2017-08-03 17:17:02 | 詩集
 第4詩集か。60頁に15編を載せる。
 比較的短い行分け詩で、具体的で明瞭な意味を持つ言葉をつなぎ合わせているのだが、全体の意味は次第にとりにくくなっていく。
 たとえば「桜」の冒頭は、「昼間 青空を世話している桜/足跡だけの人を追っていくと桜で消えるのを確かめた」といった具合である。何かの暗喩かとも思わせるのだが、そんなこともなくて”桜”はやはり桜なのだろう。単純に意味をとろうとすれば、昼間は青空を背景に咲いていた桜の木のあたりで、夜、人の足跡が途絶えていた、ということなのだろうか。でも、こんな風に解釈をしてしまっては面白くないのだろう。

   私はそこで何かを学んでいるような気がする
   「夜桜にしかできない夜の壊し方がある」とか
   「夜桜が何の限度を試しているかは
   明かされていない」とか
   桜は毎年違うことをしている
   苦しくても それを見つけるまで見つめ続けるのだ

 この訳のわからなさをそのままに楽しむ。

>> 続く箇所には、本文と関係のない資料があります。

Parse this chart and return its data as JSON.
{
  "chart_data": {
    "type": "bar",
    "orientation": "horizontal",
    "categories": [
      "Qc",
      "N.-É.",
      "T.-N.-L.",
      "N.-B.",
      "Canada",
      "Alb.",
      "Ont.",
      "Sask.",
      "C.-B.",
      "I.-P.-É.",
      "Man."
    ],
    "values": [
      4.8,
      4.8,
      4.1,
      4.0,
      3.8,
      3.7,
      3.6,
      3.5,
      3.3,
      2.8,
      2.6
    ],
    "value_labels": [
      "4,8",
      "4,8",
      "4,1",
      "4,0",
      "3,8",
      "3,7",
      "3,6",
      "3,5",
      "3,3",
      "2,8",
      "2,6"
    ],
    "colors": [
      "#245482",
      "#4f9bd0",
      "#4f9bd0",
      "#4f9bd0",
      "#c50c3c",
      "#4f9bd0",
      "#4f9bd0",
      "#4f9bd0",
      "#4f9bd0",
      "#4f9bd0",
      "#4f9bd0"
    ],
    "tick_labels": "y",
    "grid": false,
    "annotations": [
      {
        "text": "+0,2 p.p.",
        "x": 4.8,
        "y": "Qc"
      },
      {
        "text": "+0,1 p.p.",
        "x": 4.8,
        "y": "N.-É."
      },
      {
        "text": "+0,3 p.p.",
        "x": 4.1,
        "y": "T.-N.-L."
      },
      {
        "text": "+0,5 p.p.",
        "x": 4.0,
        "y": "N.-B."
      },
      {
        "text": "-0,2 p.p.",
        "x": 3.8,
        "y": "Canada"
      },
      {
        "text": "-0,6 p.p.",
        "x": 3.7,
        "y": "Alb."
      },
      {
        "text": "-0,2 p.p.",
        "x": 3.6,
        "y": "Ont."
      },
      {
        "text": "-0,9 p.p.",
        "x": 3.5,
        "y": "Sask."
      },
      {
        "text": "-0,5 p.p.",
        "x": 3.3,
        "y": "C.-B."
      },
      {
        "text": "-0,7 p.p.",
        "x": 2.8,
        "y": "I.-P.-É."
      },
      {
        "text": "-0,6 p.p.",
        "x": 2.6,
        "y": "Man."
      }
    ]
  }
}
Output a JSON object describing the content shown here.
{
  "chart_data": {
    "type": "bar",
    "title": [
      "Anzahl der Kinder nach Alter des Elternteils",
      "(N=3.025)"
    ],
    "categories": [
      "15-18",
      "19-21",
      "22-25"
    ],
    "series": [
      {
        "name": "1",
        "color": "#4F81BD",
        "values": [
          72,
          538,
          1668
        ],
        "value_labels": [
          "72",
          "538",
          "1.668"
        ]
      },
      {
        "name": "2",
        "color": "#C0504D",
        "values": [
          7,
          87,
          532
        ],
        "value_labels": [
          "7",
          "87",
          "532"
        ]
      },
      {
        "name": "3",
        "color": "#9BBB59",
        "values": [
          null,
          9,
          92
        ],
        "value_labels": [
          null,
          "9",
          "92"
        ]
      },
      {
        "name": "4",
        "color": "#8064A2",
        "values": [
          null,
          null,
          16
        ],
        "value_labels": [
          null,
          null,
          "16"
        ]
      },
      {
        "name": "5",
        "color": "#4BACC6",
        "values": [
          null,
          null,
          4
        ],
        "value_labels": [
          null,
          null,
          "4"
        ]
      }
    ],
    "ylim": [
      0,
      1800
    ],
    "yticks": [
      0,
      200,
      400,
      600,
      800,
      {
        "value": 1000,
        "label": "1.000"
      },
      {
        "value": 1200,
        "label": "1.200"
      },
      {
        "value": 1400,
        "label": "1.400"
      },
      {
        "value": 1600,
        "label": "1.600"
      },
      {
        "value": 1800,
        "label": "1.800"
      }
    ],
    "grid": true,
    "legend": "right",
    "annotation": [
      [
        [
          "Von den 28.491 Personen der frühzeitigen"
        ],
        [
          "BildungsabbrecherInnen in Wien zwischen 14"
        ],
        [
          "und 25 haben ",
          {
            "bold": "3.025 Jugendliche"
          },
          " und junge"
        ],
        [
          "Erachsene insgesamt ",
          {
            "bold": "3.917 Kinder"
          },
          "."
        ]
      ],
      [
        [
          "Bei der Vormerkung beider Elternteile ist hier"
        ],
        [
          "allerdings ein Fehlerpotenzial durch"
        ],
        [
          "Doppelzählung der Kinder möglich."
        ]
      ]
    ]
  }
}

すると、読んでいる者にも桜の花びらが舞い散ってくるようになる(のだろう)。

 「チューリップ」では、そのままチューリップの花を詩っている。チューリップは「生死を超えて灯る」し、「秘儀を鍛えて垂直になる」のだ。こういった作品の場合、チューリップから出発してどれだけの広い世界を提示することができるかが、作品にとっては大切なことになるだろう。

   チューリップの外では
   どれ程多くの海を損ねてきたか
   どれ程多くの彗星を失ってきたか
   雛鳥を慈しみきれなかったか
   色素を整えきれずに叫んでいたか

 ただ、どの作品でも提示された世界が作者からあまり離れきれていないようで、それがいささか残念だった。